Kerr County Judge Rob Kelly told reporters during a late Friday morning news conference that he will not provide further details on those killed. Multiple children’s camps are in the area, and some kids are missing, Kelly said.
One Kerr County resident, Bill Washam, spoke to TheTXLoop 12 News. He shared what he saw and experienced from his vantage point, approximately two miles west of Ingram.
Washam said the weather rattled his windows and home overnight.
“The thunder was just, like, sledgehammers hitting the roof. It was unreal,” Washam said. “It was rocking us out of bed, and the rain was just relentless.”
Washam assumed that Friday’s weather event would include some flooding, but he said he didn’t expect what he later experienced.
Washam said he lived in the area during another tragic event: the flash flood that killed 10 children who attempted to flee the rising Guadalupe River in July 1987.
“Now that (July 1987 event) was the largest flood ever. (It) washed away those kids in Comfort and the buses and they had helicopter rescues and all that,” Washam said. “So, I was here for that one, and this (Friday’s flooding) is worse.”
Washam told TheTXLoop that he wasn’t able to get an assessment of what happened until the rain let up some and there was enough light outside.
“I could see right over the roof of my cousin’s house, which is at the base of the hill, and all I saw was water moving at unbelievable speed,” Washam said. “Floating trees, kayaks, all kinds of stuff going down the river. It’s just a horrifying scene.”
Washam said he is not aware of anyone whose life has not been accounted for. He did share that a relative’s home was not as fortunate as his.
“I know one of my other cousins lives out near Camp Stewart, right on the river,” Washam said. “It washed away his RV bus. His neighbor came over and knocked on the door and got him out. A little while after he got out, it washed it away, and it’s wrapped around a tree. Thank God he got out of there.”
Washam also said other residents a few miles away from him were rescued before those homes were lost.
What startled Washam the most about the severe weather is the timing: Fourth of July weekend.
“The fact that it was the Fourth of July, when most people are camping and putting things down by the water — and closest to the water,” Washam said. “The most dangerous possible scenario just happens the night before the Fourth, when the most people are here.”

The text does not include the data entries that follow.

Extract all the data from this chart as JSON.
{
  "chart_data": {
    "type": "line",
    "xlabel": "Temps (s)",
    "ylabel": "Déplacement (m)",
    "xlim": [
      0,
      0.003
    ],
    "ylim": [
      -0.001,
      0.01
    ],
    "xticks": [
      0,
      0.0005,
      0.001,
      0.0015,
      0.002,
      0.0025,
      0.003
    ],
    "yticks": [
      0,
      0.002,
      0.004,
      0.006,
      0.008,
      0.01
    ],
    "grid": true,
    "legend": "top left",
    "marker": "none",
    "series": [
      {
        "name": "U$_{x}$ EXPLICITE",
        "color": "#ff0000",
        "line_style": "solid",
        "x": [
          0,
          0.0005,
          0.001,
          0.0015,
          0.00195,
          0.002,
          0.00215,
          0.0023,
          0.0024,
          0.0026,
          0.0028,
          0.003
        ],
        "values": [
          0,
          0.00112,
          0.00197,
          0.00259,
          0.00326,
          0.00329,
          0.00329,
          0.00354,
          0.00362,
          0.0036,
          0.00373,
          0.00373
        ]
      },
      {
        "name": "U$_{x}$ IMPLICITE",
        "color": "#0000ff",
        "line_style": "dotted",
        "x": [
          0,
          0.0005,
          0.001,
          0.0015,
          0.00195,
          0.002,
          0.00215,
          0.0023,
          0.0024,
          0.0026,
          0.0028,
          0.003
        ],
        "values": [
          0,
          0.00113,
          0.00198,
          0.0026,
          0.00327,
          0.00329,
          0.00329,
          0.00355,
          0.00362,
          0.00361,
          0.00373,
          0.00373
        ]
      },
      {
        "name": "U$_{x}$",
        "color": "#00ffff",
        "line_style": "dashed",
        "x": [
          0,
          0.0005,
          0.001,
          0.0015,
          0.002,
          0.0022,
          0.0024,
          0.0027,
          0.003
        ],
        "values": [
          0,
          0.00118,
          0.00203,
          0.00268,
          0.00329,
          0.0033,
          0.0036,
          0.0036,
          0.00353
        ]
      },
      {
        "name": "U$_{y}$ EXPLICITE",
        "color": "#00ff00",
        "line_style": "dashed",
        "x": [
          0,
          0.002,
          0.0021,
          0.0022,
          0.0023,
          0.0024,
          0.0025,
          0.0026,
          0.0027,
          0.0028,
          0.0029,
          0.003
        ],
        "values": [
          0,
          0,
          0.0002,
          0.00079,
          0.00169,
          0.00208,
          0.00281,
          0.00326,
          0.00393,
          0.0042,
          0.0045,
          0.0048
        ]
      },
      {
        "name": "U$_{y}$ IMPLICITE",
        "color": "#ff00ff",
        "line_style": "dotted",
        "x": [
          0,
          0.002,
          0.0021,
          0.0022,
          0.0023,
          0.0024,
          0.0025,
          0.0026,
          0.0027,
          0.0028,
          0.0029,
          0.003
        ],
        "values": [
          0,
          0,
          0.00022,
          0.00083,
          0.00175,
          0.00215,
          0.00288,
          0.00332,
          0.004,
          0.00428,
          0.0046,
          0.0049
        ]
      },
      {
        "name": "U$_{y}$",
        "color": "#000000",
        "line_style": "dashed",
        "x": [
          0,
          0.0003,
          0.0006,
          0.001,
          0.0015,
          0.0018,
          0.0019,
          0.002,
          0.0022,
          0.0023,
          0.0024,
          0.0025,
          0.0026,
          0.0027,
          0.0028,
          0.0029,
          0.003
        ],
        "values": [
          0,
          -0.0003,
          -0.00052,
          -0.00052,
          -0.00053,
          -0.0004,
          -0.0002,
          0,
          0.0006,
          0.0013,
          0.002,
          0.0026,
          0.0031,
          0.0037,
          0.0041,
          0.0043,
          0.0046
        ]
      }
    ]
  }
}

‘Holy s—’: Kerrville husband, wife share their story of survival
Scott Weldon, a homeowner who lives along the Guadalupe River in Kerrville, survived the flooding by clinging to a bush after the water started rising.
“I had no idea that something like this could happen, and then, holy s—,” Weldon said. “Stuff started to hit the walls, and my wife jumped up, looked out the back porch and saw it was the river.”
Weldon said the water rose so rapidly that, in the moments he went to grab his keys to move his truck, his belongings were already underwater.
“My truck, my Jeep, my four motorcycles, my kayak, golf cart all pretty much like, ‘Who knows where?’” Weldon said.
He said his friend told him that his flood insurance had been removed from the policy a few weeks ago without reason.
The insurance company “canceled us for no apparent good reason. Just randomly did it.”
Weldon said he and his wife escaped by jumping out of their home and ended up three houses down. They cling onto a bush in a hedge row to save themselves.
Eventually, rescue crews showed up to help the couple and get them to safety.
“We, just, we survived,” Weldon said.